Bibi Samshad Duman is a Textile-Design Educator and Graphic Lecturer. Researcher with a background in Fashion Design, Graphics, Textile Weaving-Knitting and Collaborative Creativity. She completed her Master in Design Innovation & Collaboration Creativity, Innovation School in 2020 at the Glasgow School of Art/University of Glasgow (Scotland) with a practice-based thesis on Collaborating for a Zero-Waste Fashion Community. The project explored fabric construction methods with a view to reduce the wasting of tons of luxury Scottish textile scraps that are dumped into the landfills. It involved engaging stakeholders and collaborators in the process of designing, making and testing of textiles, in conjunction with strategically up-cycling fabric remnants sourced from local textile mill- Johnston's of Elgin.

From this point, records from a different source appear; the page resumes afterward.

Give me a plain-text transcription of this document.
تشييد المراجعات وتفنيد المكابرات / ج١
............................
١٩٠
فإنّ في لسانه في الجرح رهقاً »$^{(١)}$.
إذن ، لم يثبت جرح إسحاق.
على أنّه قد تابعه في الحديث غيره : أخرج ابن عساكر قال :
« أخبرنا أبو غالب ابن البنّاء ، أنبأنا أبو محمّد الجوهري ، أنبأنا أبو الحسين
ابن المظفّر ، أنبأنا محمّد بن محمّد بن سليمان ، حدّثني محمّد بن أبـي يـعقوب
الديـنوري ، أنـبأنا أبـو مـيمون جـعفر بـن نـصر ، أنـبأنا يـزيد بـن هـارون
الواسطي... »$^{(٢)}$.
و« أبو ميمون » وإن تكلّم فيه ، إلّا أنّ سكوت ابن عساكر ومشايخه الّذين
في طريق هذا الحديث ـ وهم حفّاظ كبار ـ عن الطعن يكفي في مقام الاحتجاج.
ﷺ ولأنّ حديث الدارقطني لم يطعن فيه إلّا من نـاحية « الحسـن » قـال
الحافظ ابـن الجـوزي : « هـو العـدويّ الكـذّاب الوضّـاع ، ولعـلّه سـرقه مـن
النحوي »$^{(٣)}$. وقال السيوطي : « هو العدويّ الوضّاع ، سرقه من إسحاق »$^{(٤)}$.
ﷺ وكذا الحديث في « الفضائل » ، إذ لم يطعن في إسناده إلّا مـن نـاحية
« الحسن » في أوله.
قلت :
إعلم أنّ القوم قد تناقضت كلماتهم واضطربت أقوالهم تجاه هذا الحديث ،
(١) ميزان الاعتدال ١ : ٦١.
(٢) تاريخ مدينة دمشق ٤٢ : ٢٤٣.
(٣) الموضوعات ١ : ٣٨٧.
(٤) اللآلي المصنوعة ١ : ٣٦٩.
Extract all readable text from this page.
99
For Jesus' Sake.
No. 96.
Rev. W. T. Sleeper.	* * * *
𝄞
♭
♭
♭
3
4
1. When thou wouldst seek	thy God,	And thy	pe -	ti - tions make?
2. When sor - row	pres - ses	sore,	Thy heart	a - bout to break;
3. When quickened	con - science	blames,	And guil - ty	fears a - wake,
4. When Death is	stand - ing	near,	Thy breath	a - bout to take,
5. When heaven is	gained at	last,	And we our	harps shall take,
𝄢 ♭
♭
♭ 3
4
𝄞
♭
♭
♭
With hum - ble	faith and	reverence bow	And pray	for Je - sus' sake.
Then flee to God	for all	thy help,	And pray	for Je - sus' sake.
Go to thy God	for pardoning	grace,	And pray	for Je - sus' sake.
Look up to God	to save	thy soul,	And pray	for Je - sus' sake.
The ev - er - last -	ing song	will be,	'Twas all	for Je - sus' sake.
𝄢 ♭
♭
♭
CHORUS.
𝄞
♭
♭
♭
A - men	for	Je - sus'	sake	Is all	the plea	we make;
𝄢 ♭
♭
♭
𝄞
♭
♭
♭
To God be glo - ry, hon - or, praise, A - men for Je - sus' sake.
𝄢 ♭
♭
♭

The approach to up-cycling treated the textile source as laden with Information that could guide the forming of new fabrics out of textile waste. The project was based on the argument that these kind of industrial waste can have meaningful outlets and can be brought to life as new materials instead of being put to waste. It resulted from a series of weaving and textiles design techniques applied for testing applicability in new products, including footwear manufacturing. The testing of a number of samples in footwear occurred in the context of a wider collaboration, including the Anti-Amnesia project (funded by FCT) based at ID+.
2007-2010: BSc (Hons) in Textiles and Fashion Design, University of Mauritius
2011: Educator License, Mauritius Institute of Education
2013 - 2015: Post Graduate Certificate in Education, Mauritius Institute of Education
2019 - 2020: MDES in Design Innovation and Collaborative Creativity, Glasgow School of Art/University of Glasgow
2020 - 2021: Level 1-3 Certificate of Achievement Scottish Innovative Student Award Programme, Scottish Institute for Enterprise
Title of thesis: A strategic Design Approach in Revitalising Local Weaving.
Awareness has grown over the last few years of the real cost of creating new textiles. Studies of textile production methods across the world have particularly highlighted multitude issues surrounding the production of textiles and its disposal. This pose a new challenge for designers to re-interpret crafts based on contemporary aesthetic and functional needs/values to meet the evolving demands of target market (Press & Cusworth, 1997). As such, this investigation centres around the environmental considerations of contemporary textile/design practices, and how using the concept of up-cycling will be influencing contemporary textile practitioners in the way they work with, source and process this material. It looks at how attitudes to recycling and reuse are evolving and how the choices textile practitioners make can help into reducing environmental impact in their work.